20090627

L I Ç Ã O V I

A FILOSOFIA APÓS KANT-FICHTE, HEGEL E FEUERBACH

Na presente lição, tocaremos ligeiramente no desenvolvimento do idealismo alemão e na formação do materialismo dialético.

O desenvolvimento das idéias na filosofia, após Kant, tomou duas direções: por um lado, com Fichte, tomando o caráter de um idealismo subjetivo, que foi levado á sua conclusão lógica até o solipsismo (afirmação de que só existe o “eu” e seu mundo interno) e, por outro, com Hegel, transformando-se num idealismo objetivo, na filosofia da idéia absoluta, de Hegel. Na verdade, a filosofia da “coisa em si” de Kant, nada pode explicar. E assim como o próprio Kant, em sua critica da razão pratica, tentou penetrar a “coisa em si” e descobrir seu segredo, os filósofos seus continuadores colocaram o dualismo de Kant de lado e voltaram-se para o idealismo puro, filtrado pelo criticismo.

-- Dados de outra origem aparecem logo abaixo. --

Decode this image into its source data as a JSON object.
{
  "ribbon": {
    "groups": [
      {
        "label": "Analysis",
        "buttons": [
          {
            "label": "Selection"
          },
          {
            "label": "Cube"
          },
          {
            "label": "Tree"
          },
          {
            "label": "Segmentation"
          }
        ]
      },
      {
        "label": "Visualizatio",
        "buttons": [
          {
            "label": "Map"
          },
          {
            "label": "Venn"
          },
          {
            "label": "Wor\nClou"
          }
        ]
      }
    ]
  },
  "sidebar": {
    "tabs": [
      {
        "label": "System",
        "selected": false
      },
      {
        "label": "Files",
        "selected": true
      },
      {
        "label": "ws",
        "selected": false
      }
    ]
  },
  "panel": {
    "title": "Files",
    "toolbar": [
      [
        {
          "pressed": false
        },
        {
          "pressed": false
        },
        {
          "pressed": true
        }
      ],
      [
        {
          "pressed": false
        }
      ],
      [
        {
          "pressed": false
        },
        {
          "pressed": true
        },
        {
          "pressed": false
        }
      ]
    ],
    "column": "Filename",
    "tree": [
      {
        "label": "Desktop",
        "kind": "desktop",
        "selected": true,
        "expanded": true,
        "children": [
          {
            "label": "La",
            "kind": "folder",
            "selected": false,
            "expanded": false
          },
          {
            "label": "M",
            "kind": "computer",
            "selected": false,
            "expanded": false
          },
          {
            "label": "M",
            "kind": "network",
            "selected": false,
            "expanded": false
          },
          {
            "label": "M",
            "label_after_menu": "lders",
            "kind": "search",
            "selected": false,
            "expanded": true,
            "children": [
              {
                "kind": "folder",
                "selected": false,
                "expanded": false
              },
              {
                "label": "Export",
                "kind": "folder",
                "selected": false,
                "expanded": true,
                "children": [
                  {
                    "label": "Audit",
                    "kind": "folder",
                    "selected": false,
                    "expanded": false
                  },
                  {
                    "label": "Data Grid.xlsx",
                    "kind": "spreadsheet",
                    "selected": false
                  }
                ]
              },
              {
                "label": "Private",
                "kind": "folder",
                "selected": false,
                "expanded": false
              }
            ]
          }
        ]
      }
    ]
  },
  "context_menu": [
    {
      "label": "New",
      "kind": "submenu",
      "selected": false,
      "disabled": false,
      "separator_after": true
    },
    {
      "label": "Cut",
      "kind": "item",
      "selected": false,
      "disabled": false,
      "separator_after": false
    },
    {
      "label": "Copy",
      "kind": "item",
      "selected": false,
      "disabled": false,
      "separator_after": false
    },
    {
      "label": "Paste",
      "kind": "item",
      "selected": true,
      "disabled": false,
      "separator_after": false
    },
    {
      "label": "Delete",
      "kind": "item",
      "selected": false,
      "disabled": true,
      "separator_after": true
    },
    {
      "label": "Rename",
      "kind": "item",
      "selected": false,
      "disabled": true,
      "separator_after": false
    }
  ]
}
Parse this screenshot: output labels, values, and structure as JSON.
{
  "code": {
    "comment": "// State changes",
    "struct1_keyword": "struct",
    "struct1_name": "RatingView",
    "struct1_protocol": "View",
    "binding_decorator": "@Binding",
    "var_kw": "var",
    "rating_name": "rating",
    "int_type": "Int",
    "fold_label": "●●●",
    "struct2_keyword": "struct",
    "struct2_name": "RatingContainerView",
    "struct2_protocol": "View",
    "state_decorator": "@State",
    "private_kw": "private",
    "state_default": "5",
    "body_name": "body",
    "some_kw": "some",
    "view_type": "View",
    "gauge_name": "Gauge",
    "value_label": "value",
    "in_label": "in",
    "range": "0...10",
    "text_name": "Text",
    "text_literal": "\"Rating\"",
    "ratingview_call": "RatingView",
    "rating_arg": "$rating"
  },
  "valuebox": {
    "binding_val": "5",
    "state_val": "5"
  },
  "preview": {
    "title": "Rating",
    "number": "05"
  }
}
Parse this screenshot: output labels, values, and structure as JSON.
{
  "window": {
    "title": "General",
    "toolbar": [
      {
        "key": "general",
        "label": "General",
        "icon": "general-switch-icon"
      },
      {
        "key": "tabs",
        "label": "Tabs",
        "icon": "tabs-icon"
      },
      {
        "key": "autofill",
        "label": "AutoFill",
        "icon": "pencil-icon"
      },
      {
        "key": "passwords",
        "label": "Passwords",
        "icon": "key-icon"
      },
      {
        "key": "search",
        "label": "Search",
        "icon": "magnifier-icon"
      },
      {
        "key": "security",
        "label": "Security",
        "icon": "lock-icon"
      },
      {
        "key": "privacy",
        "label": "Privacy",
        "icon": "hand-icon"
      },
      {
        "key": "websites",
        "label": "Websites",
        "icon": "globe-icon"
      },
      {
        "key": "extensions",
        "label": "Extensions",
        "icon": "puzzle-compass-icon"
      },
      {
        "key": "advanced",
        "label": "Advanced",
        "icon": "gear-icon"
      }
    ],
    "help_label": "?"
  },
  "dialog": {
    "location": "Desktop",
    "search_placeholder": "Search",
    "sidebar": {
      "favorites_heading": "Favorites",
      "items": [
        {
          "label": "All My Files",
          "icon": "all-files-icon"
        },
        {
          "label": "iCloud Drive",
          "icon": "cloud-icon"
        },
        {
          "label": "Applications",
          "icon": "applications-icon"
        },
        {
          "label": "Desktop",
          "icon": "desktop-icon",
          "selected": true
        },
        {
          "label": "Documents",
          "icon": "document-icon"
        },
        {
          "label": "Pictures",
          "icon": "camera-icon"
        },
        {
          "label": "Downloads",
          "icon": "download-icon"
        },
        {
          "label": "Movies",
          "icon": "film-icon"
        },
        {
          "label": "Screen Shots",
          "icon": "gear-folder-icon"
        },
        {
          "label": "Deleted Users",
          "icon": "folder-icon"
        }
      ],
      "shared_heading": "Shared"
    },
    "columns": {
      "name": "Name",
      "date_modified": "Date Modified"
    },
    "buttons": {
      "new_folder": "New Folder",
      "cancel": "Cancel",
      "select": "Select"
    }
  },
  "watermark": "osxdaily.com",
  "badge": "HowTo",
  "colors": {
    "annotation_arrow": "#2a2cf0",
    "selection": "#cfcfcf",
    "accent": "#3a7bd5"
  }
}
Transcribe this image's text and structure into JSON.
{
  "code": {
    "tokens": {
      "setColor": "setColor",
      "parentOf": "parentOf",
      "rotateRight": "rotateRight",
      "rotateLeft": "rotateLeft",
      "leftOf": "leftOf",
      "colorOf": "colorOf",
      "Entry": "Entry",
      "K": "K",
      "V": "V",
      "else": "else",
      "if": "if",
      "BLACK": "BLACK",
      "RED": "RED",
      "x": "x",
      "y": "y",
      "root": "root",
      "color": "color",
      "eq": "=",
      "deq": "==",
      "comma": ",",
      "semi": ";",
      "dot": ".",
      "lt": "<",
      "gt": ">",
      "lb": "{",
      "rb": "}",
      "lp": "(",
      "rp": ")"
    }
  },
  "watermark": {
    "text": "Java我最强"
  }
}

A filosofia de Hegel deu um grande passo com o fato de estudar o espírito, de um modo geral: -- a idéia absoluta, -- aproximando-se muito, por este meio, da idéia de evolução. Em sua dialética desvendou Hegel certas leis da evolução, que até então não haviam sido descobertas. Reconhecia-se então, apenas o fato da mutabilidade dos fenômenos, mas não se conheciam as leis de sua evolução. Não se compreendia o papel das contradições na evolução da natureza, do homem e da sociedade. Investigando a idéia absoluta e sua evolução, descobriu Hegel, que ao analisarmos bem um conceito notamos que este conceito guarda em si o principio de sua negação – sua contradição --, e assim esse conceito se desenvolve passando ao seu oposto. Este conceito da contradição transportamo-lo ao fenômeno, quando queremos estudá-lo e compreende-lo. Tomando, por exemplo, o conceito de “ser” ou existência, para determiná-lo, devemos contrapor-lhe o “não ser”. Em “ser” já deve estar, portanto, contido também o “não ser”, por ele compreendido. O oposto dos dois será porem o “vir a ser”, que contem em si, dum lado, o ser, no sentido de que o “vir a ser” indica que “será”, e por outro lado, o “não ser”, porquanto ainda não o é. Assim entendia Hegel a marcha da evolução, na forma de tese, antítese e síntese.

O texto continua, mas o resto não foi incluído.